Simple discoveries in delivery systems expanded the market. Cocoa butter introduced in 1852 launched a worldwide surge in suppositories. The soft gelatin capsule opened all new possibilities in 1834. Subcutaneous injections followed in 1855. By then, some medicines were described as patent or proprietary, but most were simple ‘secret formula’ concoctions that were not registered. As one expert noted, “The ‘quack’ medicines would have had little, if any, therapeutic value, but then neither had most of those prescribed by physician or surgeon apothecary; indeed there was often little to tell between them. The ‘patent’ medicine trade at least had the merit of passing on the knowledge of how to manipulate equipment and mix ingredients in bulk.”

These larger scale and more methodical chemists became increasingly prominent in Europe, and to a much lesser extent in America, in the second half of the 19th century. They produced three general types of products – those derived from simple compounds of vegetable substances (examples being ginger or aloes); those generic substances listed in the official country’s Pharmacopoeia, a document of “real medicines” carrying the imprimatur of the country Medical Society (like morphine and quinine); and those that were being developed increasingly according to new industry standards which emphasized systematic chemical research and laboratory development (such as new sera and vaccines).

Prominent as leaders of the 3rd group in 1880 in Britain was Burroughs Wellcome. While London based, it was the brainchild of two American entrepreneurs, Silas Burroughs and Henry Wellcome. Marketers at heart, they were the originators of sales visits to doctors offices and free samples left behind – a practice that would a century later be tangled up in a contentious debate over conflict of interest and direct advertisements to patients themselves.

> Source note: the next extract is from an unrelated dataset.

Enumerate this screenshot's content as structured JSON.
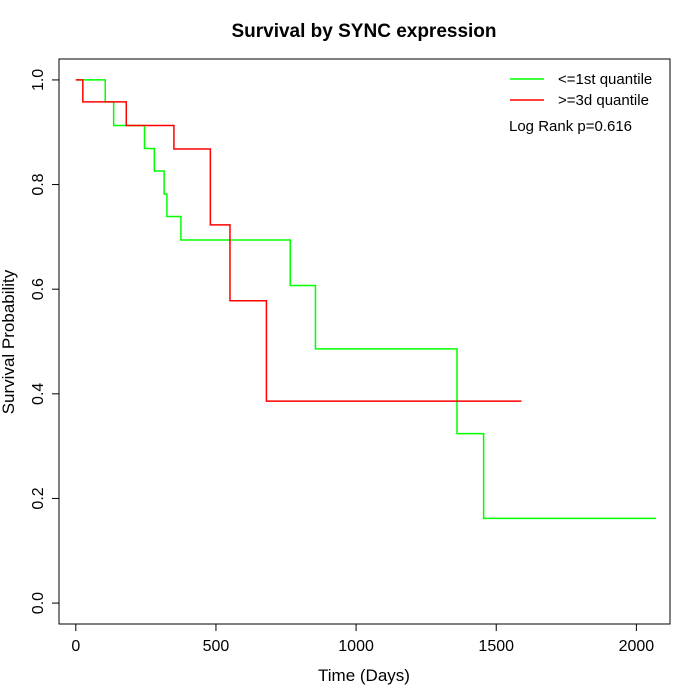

Flowing in the other direction of Burrough and Welcome were chemists and scientists like German immigrants Charles Pfizer and Charles Erhardt who saw immense opportunity in America as this energetic nation took its first transformational steps into the Industrial Age. Still others, like fellow German immigrant Willliam Radam, saw in America the “Wild West”, and the opportunity to make a killing. And he literally did. Marketing a dilute solution of sulfuric acid colored with red wine, his “Microbe Killer”, widely advertised and sold often in religious/theatrical “fire and brimstone” revival sessions (promising to “Cure All Diseases” – a phrase embossed on its glass bottle), he made a quick fortune. Taken in high doses, it also killed a few people.